Tabrakan Beruntun Rancaekek Libatkan Empat Kendaraan di Jalur Mudik, Polisi Pastikan Tanpa Korban Jiwa
Insiden Tabrakan Beruntun Rancaekek melibatkan empat kendaraan di jalur mudik Bandung-Garut, namun kepolisian memastikan tidak ada korban jiwa dalam kejadian ini.
Sebuah insiden tabrakan beruntun melibatkan empat kendaraan terjadi di jalur mudik Rancaekek, Kabupaten Bandung pada hari Sabtu. Kecelakaan ini tidak menimbulkan korban jiwa maupun luka berat, hanya kerugian materiil.
Empat kendaraan yang terlibat adalah Toyota Avanza, Isuzu Elf, sebuah truk, dan bus milik Perusahaan Otobus (PO) Budiman. Lokasi kejadian berada di Jalan Raya Garut-Bandung, tepatnya di depan Rumah Makan Ojolali, Desa Jelegong.
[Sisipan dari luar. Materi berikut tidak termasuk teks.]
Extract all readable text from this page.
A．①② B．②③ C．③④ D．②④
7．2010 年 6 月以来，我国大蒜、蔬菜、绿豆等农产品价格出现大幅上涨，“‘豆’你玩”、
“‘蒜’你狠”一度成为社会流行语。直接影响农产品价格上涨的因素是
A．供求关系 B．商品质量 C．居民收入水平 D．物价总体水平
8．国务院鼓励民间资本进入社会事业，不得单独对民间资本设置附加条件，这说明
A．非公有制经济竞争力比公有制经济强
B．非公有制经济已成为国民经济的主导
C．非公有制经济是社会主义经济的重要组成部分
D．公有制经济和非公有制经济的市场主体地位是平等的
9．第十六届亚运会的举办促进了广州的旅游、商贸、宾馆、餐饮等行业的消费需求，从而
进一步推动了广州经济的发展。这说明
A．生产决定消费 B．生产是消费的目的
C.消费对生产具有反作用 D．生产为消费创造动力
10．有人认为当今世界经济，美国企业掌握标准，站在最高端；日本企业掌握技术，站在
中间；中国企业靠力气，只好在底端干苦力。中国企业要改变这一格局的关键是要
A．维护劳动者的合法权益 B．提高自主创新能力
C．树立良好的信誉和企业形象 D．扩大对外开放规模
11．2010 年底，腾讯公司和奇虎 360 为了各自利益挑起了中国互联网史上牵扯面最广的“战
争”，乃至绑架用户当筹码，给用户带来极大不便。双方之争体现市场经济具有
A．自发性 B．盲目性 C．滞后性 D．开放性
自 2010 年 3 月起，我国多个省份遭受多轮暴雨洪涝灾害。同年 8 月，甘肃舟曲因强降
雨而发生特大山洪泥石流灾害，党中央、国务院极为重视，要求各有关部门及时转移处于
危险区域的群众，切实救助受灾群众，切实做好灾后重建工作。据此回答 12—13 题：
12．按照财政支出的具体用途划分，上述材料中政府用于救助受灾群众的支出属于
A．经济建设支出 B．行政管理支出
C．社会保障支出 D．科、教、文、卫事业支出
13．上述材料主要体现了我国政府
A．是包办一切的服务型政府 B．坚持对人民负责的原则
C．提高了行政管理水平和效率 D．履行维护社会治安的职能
Kepolisian Sektor Rancaekek melalui Kanit Lantas Iptu Asep Dadan menjelaskan bahwa insiden ini bermula dari kondisi lalu lintas yang macet. Pengemudi bus Budiman diduga gagal mengantisipasi pengereman dan menyeruduk kendaraan di depannya.
Kronologi Tabrakan Beruntun Rancaekek
Kecelakaan beruntun ini terjadi saat arus lalu lintas di Jalan Raya Garut-Bandung, Rancaekek, sedang mengalami kemacetan. Kondisi ini menyebabkan kendaraan di depan harus menghentikan lajunya secara tiba-tiba.
Menurut keterangan saksi dan olah tempat kejadian perkara, insiden bermula ketika Toyota Avanza, Isuzu Elf, dan sebuah truk berhenti berurutan. Di belakang ketiganya, melaju bus PO Budiman yang kemudian menyeruduk dari belakang.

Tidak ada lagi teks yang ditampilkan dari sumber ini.